La cura del Parkinson nella crema antirughe
Benessere - Articoli
Scritto da leoncina     Martedì 20 Agosto 2013 09:30 Stampa
vasetto Potrebbe risiedere in un ingrediente contenuto in molte creme antirughe, la chinetina, il futuro per la cura del Parkinson. A rivelarlo è una ricerca americana, dell'Università della California a San Francisco, pubblicata sulla rivista scientifica Cell.

Secondo gli scienziati questo ingrediente attivo, un fitormone, cioè un ormone vegetale che regola la crescita e la differenziazione cellulare ritardando l'invecchiamento cutaneo, sarebbe in grado di rallentare la progressiva degenerazione delle cellule cerebrali che caratterizza il morbo di Parkinson e in alcuni casi di fermarla del tutto. La scoperta è frutto di uno studio lungo anni, iniziato nel 2004 con l'osservazione di una famiglia italiana in cui c'erano diversi casi di questa malattia.

viso crema antirughe
L'esame del nucleo familiare ha permesso di "isolare" la proteina che con la sua mutazione era responsabile della trasmissione del Parkinson, chiamata Pink1: nel tentativo di bloccarne gli effetti si sono osservati per la prima volta i benefici della chinetina sulle cellule cerebrali danneggiate dal Parkinson.

Per il momento, precisano gli studiosi, i test svolti sono di tipo biochimico e cellulare, presto inizieranno quelli sugli animali che potranno dare delle conferme in più anche se per il Parkinson, non sono indispensabili.
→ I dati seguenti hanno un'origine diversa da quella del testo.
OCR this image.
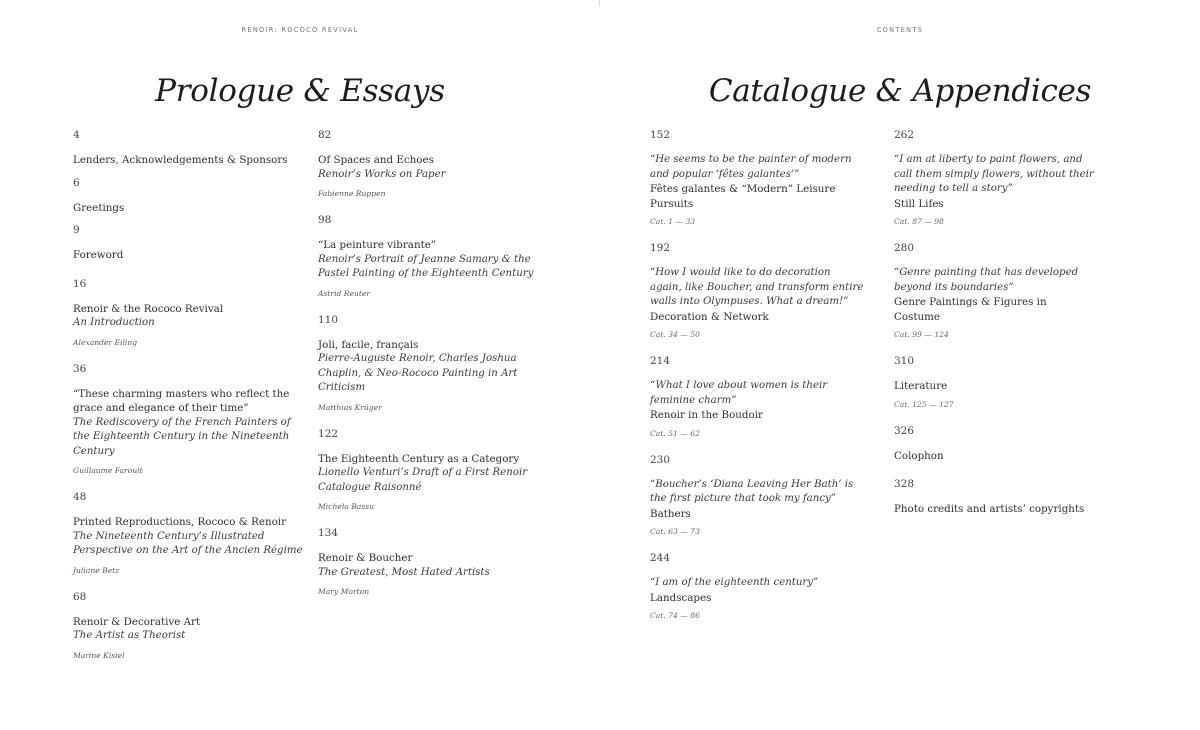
RENOIR: ROCOCO REVIVAL
Prologue & Essays
4
Lenders, Acknowledgements & Sponsors
6
Greetings
9
Foreword
16
Renoir & the Rococo Revival
An Introduction
Alexander Eiling
36
“These charming masters who reflect the grace and elegance of their time”
The Rediscovery of the French Painters of the Eighteenth Century in the Nineteenth Century
Guillaume Faroult
48
Printed Reproductions, Rococo & Renoir
The Nineteenth Century’s Illustrated Perspective on the Art of the Ancien Régime
Juliane Betz
68
Renoir & Decorative Art
The Artist as Theorist
Marine Kisiel
82
Of Spaces and Echoes
Renoir’s Works on Paper
Fabienne Ruppen
98
“La peinture vibrante”
Renoir’s Portrait of Jeanne Samary & the Pastel Painting of the Eighteenth Century
Astrid Reuter
110
Joli, facile, français
Pierre-Auguste Renoir, Charles Joshua Chaplin, & Neo-Rococo Painting in Art Criticism
Matthias Krüger
122
The Eighteenth Century as a Category
Lionello Venturi’s Draft of a First Renoir Catalogue Raisonné
Michela Bassu
134
Renoir & Boucher
The Greatest, Most Hated Artists
Mary Morton
CONTENTS
Catalogue & Appendices
152
“He seems to be the painter of modern and popular ‘fêtes galantes’”
Fêtes galantes & “Modern” Leisure Pursuits
Cat. 1 — 33
192
“How I would like to do decoration again, like Boucher, and transform entire walls into Olympuses. What a dream!”
Decoration & Network
Cat. 34 — 50
214
“What I love about women is their feminine charm”
Renoir in the Boudoir
Cat. 51 — 62
230
“Boucher’s ‘Diana Leaving Her Bath’ is the first picture that took my fancy”
Bathers
Cat. 63 — 73
244
“I am of the eighteenth century”
Landscapes
Cat. 74 — 86
262
“I am at liberty to paint flowers, and call them simply flowers, without their needing to tell a story”
Still Lifes
Cat. 87 — 98
280
“Genre painting that has developed beyond its boundaries”
Genre Paintings & Figures in Costume
Cat. 99 — 124
310
Literature
Cat. 125 — 127
326
Colophon
328
Photo credits and artists’ copyrights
Di certo i risultati fin qui ottenuti sono già molto incoraggianti,come spiega il professor Kevan Shokat, che insieme al suo team ha svolto la ricerca e che definisce la chinetina "una molecola interessante da analizzare, sicura e che ha il vantaggio di essere reperibile piuttosto facilmente, visto che si trova in diverse creme antirughe".

Se le analisi degli effetti di questa molecola sui topi di laboratorio con diversi tipi di Parkinson daranno i risultati sperati inizierà anche la sperimentazione sull'uomo, che come spiega il professor Shokat partirà proprio dai pazienti che hanno una mutazione della proteina Pink1, come nel caso della famiglia italiana osservata nello studio, per poi estendersi a tutti gli altri.